Activation functions — ReLU and sigmoid

Before we begin

Without activations, a stack of layers is still one big linear function. Activations inject non-linearity so depth matters.

Why do we need activation functions? So networks can learn curves, edges, and combinations — not just straight lines.

Figure

Sigmoid vs ReLU

Sigmoid saturates at extremes; ReLU stays active for positive z.

σ(z) = 1 / (1 + e⁻ᶻ)

Output range (0, 1) — nice for probabilities.
Saturates when |z| is large → derivative ≈ 0 → vanishing gradient in deep stacks.
Still common on binary output neurons; less common in hidden layers today.

ReLU(z) = max(0, z)

0 for negative z, z for positive z.
Simple and fast; avoids saturation on the positive side.
Default choice for hidden layers in most vision/MLP models.
Dead ReLU: neuron always outputs 0 if weights push z negative forever (usually manageable).

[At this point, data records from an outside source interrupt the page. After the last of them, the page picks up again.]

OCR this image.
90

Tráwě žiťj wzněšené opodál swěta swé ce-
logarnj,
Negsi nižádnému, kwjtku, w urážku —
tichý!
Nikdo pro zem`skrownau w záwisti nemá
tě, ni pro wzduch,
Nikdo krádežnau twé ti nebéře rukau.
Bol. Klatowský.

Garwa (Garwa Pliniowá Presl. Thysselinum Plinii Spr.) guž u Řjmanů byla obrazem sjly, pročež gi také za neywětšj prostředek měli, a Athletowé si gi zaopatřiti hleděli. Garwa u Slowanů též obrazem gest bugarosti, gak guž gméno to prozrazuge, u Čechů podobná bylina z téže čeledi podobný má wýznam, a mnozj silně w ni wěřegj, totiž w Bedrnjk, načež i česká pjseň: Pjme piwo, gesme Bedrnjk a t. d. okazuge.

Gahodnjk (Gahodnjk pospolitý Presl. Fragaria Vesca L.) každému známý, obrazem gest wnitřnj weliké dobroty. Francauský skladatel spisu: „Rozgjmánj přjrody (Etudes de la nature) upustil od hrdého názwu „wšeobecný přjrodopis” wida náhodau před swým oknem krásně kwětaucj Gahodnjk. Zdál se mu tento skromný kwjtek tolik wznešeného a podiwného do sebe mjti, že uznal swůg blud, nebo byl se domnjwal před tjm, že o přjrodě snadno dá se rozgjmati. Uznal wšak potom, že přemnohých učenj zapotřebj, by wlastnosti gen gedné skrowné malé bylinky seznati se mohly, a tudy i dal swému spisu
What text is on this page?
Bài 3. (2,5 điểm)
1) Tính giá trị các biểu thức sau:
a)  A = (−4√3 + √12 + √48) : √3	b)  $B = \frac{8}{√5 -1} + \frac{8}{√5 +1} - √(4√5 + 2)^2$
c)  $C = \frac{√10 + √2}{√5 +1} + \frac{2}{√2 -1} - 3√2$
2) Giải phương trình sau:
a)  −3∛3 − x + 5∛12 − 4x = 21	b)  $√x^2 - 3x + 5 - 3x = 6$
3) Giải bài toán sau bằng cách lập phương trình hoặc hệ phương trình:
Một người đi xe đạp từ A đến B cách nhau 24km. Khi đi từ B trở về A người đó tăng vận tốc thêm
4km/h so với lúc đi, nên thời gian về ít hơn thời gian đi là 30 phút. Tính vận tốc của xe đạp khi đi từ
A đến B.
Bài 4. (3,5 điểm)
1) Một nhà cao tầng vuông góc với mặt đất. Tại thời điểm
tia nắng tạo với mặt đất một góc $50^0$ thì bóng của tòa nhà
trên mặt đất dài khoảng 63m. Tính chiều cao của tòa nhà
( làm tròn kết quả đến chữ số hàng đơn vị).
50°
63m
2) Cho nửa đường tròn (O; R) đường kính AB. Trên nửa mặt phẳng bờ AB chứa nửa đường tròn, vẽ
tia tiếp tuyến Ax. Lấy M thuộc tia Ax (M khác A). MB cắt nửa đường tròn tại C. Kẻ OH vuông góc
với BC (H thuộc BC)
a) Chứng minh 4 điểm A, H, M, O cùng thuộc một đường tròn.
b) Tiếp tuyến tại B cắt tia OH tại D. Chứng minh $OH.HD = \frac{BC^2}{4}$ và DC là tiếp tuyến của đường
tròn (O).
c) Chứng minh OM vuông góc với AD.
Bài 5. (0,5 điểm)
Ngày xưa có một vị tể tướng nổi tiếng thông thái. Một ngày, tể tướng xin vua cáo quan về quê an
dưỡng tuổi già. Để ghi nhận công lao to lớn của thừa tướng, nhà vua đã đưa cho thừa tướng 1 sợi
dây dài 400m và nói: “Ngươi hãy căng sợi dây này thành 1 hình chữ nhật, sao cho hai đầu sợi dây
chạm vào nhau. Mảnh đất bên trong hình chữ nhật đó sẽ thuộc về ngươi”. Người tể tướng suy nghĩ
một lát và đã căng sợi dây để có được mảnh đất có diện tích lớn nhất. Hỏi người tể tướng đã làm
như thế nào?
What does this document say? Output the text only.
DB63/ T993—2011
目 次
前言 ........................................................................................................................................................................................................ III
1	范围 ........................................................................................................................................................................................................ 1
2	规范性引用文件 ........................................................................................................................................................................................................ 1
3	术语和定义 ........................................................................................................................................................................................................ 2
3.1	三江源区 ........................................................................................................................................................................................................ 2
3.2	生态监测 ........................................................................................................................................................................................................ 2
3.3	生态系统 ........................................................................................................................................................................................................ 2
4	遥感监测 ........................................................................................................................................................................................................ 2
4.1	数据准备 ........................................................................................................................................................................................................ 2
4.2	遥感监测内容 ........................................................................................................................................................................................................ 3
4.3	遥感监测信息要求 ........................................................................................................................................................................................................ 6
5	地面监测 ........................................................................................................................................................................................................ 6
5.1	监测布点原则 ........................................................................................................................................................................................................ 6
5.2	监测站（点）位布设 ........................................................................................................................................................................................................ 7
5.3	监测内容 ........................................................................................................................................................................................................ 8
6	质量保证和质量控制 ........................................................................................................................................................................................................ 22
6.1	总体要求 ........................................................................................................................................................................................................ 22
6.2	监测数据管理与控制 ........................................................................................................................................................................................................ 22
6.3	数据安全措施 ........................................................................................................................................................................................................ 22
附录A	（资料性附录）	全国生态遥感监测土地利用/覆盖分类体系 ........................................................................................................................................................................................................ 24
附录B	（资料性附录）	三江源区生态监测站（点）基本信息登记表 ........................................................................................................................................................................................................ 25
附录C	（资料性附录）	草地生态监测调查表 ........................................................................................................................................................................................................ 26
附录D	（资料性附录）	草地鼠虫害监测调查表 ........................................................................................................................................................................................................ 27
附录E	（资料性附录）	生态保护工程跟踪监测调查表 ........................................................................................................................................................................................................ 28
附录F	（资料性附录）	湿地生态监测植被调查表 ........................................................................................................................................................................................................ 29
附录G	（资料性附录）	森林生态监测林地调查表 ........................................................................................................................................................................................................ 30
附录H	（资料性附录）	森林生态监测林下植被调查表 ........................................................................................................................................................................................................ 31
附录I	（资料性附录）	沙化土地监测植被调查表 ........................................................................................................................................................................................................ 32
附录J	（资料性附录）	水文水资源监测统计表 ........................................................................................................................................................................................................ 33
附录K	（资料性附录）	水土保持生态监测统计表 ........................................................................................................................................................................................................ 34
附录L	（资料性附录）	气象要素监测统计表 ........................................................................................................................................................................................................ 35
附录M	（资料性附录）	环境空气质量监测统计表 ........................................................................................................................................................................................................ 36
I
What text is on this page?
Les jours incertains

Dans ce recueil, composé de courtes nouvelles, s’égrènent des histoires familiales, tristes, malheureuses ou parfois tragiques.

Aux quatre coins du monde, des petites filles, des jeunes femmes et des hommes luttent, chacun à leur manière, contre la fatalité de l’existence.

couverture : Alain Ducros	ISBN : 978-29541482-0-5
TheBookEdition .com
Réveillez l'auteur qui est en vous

Tanh — like sigmoid but centered at 0.
GELU / Swish — used in transformers (later phases).
Softmax — not per-neuron; normalizes output vector to probabilities (digits 0–9).

Layer	Typical choice
Hidden	ReLU (or variant)
Binary output	Sigmoid
Multi-class output (MNIST)	Softmax (with cross-entropy loss)

In deep sigmoid networks, backprop multiplies many small derivatives. Early layers receive tiny updates and learn slowly.

ReLU helped revive deep learning because gradients flow more easily for active neurons.

Checkpoint: Why is ReLU often preferred over sigmoid in hidden layers?

Answer sketch

ReLU does not saturate for positive z, so gradients are less likely to vanish across many layers.